The April Rebellion: Photography and Memory in Nicaragua

Traveling exhibition in zine format Ileana L. Selejan (2022)

The April Rebellion_Redacted

The April Rebellion: Photography and Memory in Nicaragua

La Rebelión de Abril: Fotografía y Memoria en Nicaragua

This bilingual exhibition looks at the presence of photography in the context of the 2018 civil protests in Nicaragua, and their aftermath. Photography is examined here as a means of documentation, and as a method for reflection. We foreground the manner in which photography interweaves with memory: understood in an active sense, as something that is present, instead of something that belongs to the past, and also as intrinsic to the struggle for justice. Formatted and distributed as a newspaper, it is to be shared, passed from hand to hand, unfolded, read, and disassembled; its pages displayed onto everyday streets and walls, or within a gallery, communal space, even within one’s home. It is intended to serve as a connective thread between Nicaraguan communities around the world, distributed via networks of friends. We are blocking online distribution to protect contributors, and to signal the continued repression and censorship within the country.

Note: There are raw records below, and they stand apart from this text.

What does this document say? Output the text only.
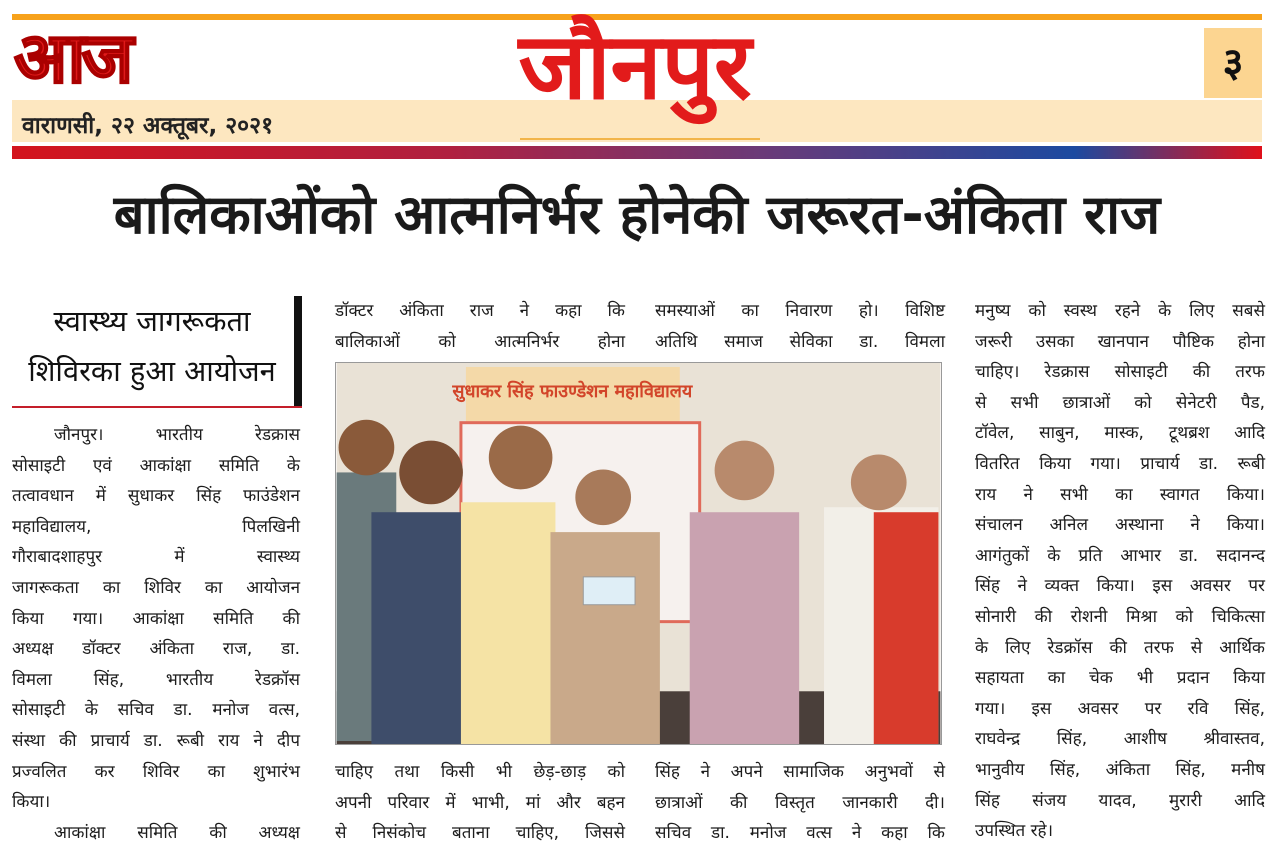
आज
वाराणसी, २२ अक्तूबर, २०२१
जौनपुर	३
बालिकाओंको आत्मनिर्भर होनेकी जरूरत-अंकिता राज
स्वास्थ्य जागरूकता
शिविरका हुआ आयोजन
जौनपुर। भारतीय रेडक्रास
सोसाइटी एवं आकांक्षा समिति के
तत्वावधान में सुधाकर सिंह फाउंडेशन
महाविद्यालय, पिलखिनी
गौराबादशाहपुर में स्वास्थ्य
जागरूकता का शिविर का आयोजन
किया गया। आकांक्षा समिति की
अध्यक्ष डॉक्टर अंकिता राज, डा.
विमला सिंह, भारतीय रेडक्रॉस
सोसाइटी के सचिव डा. मनोज वत्स,
संस्था की प्राचार्य डा. रूबी राय ने दीप
प्रज्वलित कर शिविर का शुभारंभ
किया।
आकांक्षा समिति की अध्यक्ष
डॉक्टर अंकिता राज ने कहा कि
बालिकाओं को आत्मनिर्भर होना
चाहिए तथा किसी भी छेड़-छाड़ को
अपनी परिवार में भाभी, मां और बहन
से निसंकोच बताना चाहिए, जिससे
समस्याओं का निवारण हो। विशिष्ट
अतिथि समाज सेविका डा. विमला
सिंह ने अपने सामाजिक अनुभवों से
छात्राओं की विस्तृत जानकारी दी।
सचिव डा. मनोज वत्स ने कहा कि
मनुष्य को स्वस्थ रहने के लिए सबसे
जरूरी उसका खानपान पौष्टिक होना
चाहिए। रेडक्रास सोसाइटी की तरफ
से सभी छात्राओं को सेनेटरी पैड,
टॉवेल, साबुन, मास्क, टूथब्रश आदि
वितरित किया गया। प्राचार्य डा. रूबी
राय ने सभी का स्वागत किया।
संचालन अनिल अस्थाना ने किया।
आगंतुकों के प्रति आभार डा. सदानन्द
सिंह ने व्यक्त किया। इस अवसर पर
सोनारी की रोशनी मिश्रा को चिकित्सा
के लिए रेडक्रॉस की तरफ से आर्थिक
सहायता का चेक भी प्रदान किया
गया। इस अवसर पर रवि सिंह,
राघवेन्द्र सिंह, आशीष श्रीवास्तव,
भानुवीय सिंह, अंकिता सिंह, मनीष
सिंह संजय यादव, मुरारी आदि
उपस्थित रहे।
सुधाकर सिंह फाउण्डेशन महाविद्यालय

The exhibition is dedicated to the memory of the victims of governmental repression of the 2018 protests, to the political prisoners and all Nicaraguans who have been threatened, intimidated, and whose lives have been placed at risk for speaking in defence of their civil rights.

Please note that the text has been redacted to protect the identities of the contributors, where pseudonyms are not in use.

Read the curatorial text

Copies of ‘The April Rebellion’ are now in the collection of the V&A Museum library and The Photographers Gallery library in London, Lumenvisum in Hong Kong, the Magnum Foundation in New York, TEOR/ética in San José, Costa Rica and the Paulo Bruscky Archive in Recife, Brazil.

The exhibition was on view as part of the symposium “Visual Memory and the Art of Protest: Nicaragua” organised by HD at the Centre for Memory, Narrative and Histories at the University of Brighton (17-21 October 2022).